India’s population is likely to stabilise by around 2080 at 1.8-1.9 billion as the country’s total fertility rate (TFR) continues to fall below replacement level, a senior demographer has said.
India is in the midst of a sharp demographic transition, with the TFR dropping from 3.5 in 2000 to 1.9 today, said Indian Association for the Study of Population (IASP) general secretary Anil Chandran. “This is a drastic decline,” he told PTI, adding that current projections show India’s population peaking at under two billion before plateauing.
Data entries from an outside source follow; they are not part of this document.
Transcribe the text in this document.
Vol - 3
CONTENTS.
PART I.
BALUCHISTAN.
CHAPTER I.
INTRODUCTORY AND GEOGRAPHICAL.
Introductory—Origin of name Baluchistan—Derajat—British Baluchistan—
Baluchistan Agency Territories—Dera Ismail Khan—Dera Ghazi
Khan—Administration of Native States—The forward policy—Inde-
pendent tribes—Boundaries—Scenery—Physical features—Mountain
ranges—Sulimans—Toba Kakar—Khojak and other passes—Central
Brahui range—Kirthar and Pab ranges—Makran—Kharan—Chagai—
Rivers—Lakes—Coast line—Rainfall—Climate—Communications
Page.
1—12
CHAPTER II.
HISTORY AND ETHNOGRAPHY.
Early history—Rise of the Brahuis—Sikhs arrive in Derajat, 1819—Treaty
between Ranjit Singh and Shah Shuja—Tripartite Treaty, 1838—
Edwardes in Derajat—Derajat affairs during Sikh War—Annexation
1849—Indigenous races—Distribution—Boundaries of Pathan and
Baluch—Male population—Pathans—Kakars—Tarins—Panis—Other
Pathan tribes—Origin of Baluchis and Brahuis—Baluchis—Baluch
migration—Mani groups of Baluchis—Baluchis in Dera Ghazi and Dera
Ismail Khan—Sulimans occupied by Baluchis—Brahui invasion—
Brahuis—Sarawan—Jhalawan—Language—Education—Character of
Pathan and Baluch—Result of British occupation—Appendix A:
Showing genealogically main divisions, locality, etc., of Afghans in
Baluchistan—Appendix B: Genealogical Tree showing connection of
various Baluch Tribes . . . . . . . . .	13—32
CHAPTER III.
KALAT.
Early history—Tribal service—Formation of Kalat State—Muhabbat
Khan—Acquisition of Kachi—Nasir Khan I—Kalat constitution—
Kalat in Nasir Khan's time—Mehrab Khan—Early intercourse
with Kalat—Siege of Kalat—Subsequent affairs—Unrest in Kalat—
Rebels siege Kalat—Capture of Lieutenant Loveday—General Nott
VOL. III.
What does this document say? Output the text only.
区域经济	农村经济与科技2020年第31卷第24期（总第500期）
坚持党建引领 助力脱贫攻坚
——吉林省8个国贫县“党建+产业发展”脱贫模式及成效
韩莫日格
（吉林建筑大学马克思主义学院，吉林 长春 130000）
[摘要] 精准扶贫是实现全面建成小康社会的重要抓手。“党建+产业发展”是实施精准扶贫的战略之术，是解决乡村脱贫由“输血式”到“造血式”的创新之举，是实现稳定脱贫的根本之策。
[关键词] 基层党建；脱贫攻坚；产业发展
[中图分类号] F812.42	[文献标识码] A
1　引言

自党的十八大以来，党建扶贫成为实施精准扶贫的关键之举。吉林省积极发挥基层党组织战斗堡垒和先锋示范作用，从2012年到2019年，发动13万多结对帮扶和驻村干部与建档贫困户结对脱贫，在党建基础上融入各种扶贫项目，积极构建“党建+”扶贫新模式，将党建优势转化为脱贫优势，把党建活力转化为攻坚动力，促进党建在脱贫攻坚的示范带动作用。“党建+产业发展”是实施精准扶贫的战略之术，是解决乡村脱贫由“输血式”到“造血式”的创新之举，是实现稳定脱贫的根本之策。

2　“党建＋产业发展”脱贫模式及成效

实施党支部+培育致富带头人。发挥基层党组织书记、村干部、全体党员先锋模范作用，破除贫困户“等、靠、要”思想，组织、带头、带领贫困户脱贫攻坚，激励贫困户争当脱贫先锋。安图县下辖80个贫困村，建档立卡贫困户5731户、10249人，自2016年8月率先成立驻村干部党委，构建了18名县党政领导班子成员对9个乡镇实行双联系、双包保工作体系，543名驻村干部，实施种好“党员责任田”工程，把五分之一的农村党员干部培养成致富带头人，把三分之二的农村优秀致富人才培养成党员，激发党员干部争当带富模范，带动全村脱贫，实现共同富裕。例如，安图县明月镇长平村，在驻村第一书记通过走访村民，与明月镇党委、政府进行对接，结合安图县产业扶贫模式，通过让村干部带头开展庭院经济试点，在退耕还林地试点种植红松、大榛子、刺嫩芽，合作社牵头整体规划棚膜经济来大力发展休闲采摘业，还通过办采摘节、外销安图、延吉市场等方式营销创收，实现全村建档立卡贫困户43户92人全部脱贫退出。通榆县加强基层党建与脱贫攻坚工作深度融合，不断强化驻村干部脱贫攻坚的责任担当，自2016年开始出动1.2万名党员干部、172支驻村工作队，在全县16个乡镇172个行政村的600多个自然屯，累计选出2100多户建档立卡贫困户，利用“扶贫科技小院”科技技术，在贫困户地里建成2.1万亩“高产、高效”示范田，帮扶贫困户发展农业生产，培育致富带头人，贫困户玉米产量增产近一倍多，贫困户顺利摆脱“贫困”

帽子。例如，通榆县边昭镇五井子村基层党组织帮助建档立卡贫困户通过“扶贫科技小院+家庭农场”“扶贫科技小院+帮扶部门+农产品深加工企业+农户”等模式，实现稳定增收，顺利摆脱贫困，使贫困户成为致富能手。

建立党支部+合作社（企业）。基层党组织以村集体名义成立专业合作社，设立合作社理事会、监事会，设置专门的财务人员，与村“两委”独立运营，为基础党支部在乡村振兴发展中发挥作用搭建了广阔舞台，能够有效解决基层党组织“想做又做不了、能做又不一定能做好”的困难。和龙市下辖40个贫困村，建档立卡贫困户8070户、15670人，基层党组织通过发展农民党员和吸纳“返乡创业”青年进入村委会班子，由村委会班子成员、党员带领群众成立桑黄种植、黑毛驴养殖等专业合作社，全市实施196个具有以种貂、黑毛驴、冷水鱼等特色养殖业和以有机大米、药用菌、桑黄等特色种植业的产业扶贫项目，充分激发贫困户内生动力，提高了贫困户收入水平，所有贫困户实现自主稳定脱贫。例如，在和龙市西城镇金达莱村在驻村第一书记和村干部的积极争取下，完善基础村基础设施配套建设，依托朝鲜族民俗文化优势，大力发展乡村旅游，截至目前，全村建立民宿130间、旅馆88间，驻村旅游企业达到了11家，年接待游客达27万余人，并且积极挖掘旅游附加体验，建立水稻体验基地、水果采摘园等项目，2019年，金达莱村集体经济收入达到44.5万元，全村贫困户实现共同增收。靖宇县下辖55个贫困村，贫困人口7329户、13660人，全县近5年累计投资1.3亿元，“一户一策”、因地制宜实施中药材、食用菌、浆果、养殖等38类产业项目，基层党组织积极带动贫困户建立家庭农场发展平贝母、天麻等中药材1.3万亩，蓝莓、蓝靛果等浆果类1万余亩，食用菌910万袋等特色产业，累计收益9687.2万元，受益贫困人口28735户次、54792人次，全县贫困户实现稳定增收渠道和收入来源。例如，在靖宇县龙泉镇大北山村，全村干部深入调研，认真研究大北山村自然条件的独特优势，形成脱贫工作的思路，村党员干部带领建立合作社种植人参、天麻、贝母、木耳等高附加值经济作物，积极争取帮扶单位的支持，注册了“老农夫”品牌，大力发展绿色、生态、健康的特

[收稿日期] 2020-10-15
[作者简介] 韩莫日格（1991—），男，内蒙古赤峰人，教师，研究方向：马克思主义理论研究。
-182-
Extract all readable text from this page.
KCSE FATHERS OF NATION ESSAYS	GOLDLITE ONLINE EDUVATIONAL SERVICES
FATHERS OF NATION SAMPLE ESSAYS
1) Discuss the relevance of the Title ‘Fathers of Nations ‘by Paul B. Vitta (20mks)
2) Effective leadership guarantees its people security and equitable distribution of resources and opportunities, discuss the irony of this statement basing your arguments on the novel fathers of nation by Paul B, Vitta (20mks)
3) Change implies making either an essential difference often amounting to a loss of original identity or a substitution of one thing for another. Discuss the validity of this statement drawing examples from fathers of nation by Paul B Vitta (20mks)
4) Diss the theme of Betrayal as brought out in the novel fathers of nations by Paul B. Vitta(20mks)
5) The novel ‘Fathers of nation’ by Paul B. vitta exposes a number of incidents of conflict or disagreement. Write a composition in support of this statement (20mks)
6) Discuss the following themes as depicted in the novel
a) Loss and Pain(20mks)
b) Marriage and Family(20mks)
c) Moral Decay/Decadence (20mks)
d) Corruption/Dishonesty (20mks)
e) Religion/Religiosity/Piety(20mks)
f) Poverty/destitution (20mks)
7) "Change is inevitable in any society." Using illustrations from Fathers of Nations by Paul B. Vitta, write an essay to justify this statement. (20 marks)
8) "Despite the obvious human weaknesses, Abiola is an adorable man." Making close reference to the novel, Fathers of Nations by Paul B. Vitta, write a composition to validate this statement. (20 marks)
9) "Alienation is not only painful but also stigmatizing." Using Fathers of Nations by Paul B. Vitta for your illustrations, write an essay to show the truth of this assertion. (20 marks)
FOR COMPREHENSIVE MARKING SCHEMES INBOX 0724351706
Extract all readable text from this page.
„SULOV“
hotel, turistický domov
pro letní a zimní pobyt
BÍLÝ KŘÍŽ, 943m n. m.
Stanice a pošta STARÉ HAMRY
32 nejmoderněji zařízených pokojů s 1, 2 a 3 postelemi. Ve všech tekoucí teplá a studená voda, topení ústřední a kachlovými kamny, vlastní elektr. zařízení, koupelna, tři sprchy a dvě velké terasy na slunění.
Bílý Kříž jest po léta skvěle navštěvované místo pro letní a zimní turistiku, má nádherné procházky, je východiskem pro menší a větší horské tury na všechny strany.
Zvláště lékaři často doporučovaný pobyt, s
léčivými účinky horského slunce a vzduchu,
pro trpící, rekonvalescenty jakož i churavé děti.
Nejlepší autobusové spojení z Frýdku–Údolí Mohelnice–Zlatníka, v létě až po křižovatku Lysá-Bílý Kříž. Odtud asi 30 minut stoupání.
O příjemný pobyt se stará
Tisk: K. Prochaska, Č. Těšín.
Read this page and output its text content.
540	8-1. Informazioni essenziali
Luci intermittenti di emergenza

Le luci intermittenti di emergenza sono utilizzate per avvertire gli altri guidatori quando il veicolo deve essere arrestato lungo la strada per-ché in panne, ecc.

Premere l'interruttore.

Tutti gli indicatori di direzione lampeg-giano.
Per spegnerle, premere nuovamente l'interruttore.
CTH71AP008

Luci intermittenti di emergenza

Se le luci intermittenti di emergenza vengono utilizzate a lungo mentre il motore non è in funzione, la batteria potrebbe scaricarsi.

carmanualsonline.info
Chandran attributed the fall in fertility to rising development indicators, particularly higher female literacy, delayed marriage and expanded economic opportunities for women, which have reshaped family-size preferences. Greater access to contraception and better awareness of reproductive choices have further accelerated the drop, he said.
Kerala, which achieved replacement-level fertility in the late 1980s, now has a TFR of about 1.5. West Bengal has seen an equally steep decline: its TFR fell from 1.7 in 2013 to 1.3 in 2023, according to the latest Sample Registration System report. The state is now among those with the lowest fertility rates in India, alongside Tamil Nadu and just above Delhi.
While births decline, life expectancy continues to rise, creating fresh pressures around elderly care, Chandran noted. With more people living beyond 60 and younger populations migrating for work, he said, solutions such as community day-care centres for seniors are gaining attention.
The IASP, founded in 1971 and comprising around 1,100 demographers and population scientists, engages with bodies including UNFPA, Population Council and the Population Foundation of India on such trends and emerging policy challenges.